Take education, for example. When measuring only leisure-time physical activity, the percentage who meet the aerobic guideline ranges from a low of 22 percent for the least educated (without a high school diploma) to 53 percent among the best educated (with a bachelor's degree)—a 31.2 percentage point gap. But when physical activity during paid work, housework, and transportation are added to the mix, the gap is cut in half. The 54.6 percent majority of those with the least education now meet the guideline compared with 69.1 percent of college graduates, a 14.5 percentage point gap.
When all domains are considered, the majority of Americans in all but one demographic segment meet the federal guideline for aerobic physical activity during a typical week.

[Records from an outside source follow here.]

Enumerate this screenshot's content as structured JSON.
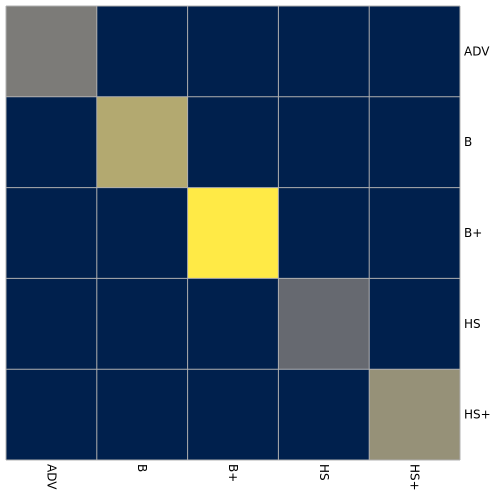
{
  "chart_data": {
    "type": "heatmap",
    "title": "",
    "xlabel": "",
    "ylabel": "",
    "x_categories": [
      "ADV",
      "B",
      "B+",
      "HS",
      "HS+"
    ],
    "y_categories": [
      "ADV",
      "B",
      "B+",
      "HS",
      "HS+"
    ],
    "x_tick_rotation": "vertical",
    "y_tick_position": "right",
    "grid": true,
    "colormap": "cividis",
    "colors": {
      "low": "#00204d",
      "mid": "#7c7b78",
      "high": "#ffea46",
      "grid": "#b0b0b0"
    },
    "values": [
      [
        0.37,
        0.0,
        0.0,
        0.0,
        0.0
      ],
      [
        0.0,
        0.61,
        0.0,
        0.0,
        0.0
      ],
      [
        0.0,
        0.0,
        1.0,
        0.0,
        0.0
      ],
      [
        0.0,
        0.0,
        0.0,
        0.31,
        0.0
      ],
      [
        0.0,
        0.0,
        0.0,
        0.0,
        0.54
      ]
    ]
  }
}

People aged 65 or older are the only ones who fall short, with 46.5 percent meeting the guideline (up from 27.3 percent when only leisure-time physical activity is considered). Why doesn't the federal government always include the other domains when it asks about physical activity? Because doing so would add questions to the survey and increase respondent burden, the CDC notes.
The fact that Americans get more exercise than long assumed is good news. But there's bad news as well. If most Americans are meeting the aerobic physical activity guideline, then something other than a lack of exercise must be to blame for our increasing weight. Time to start skipping dessert.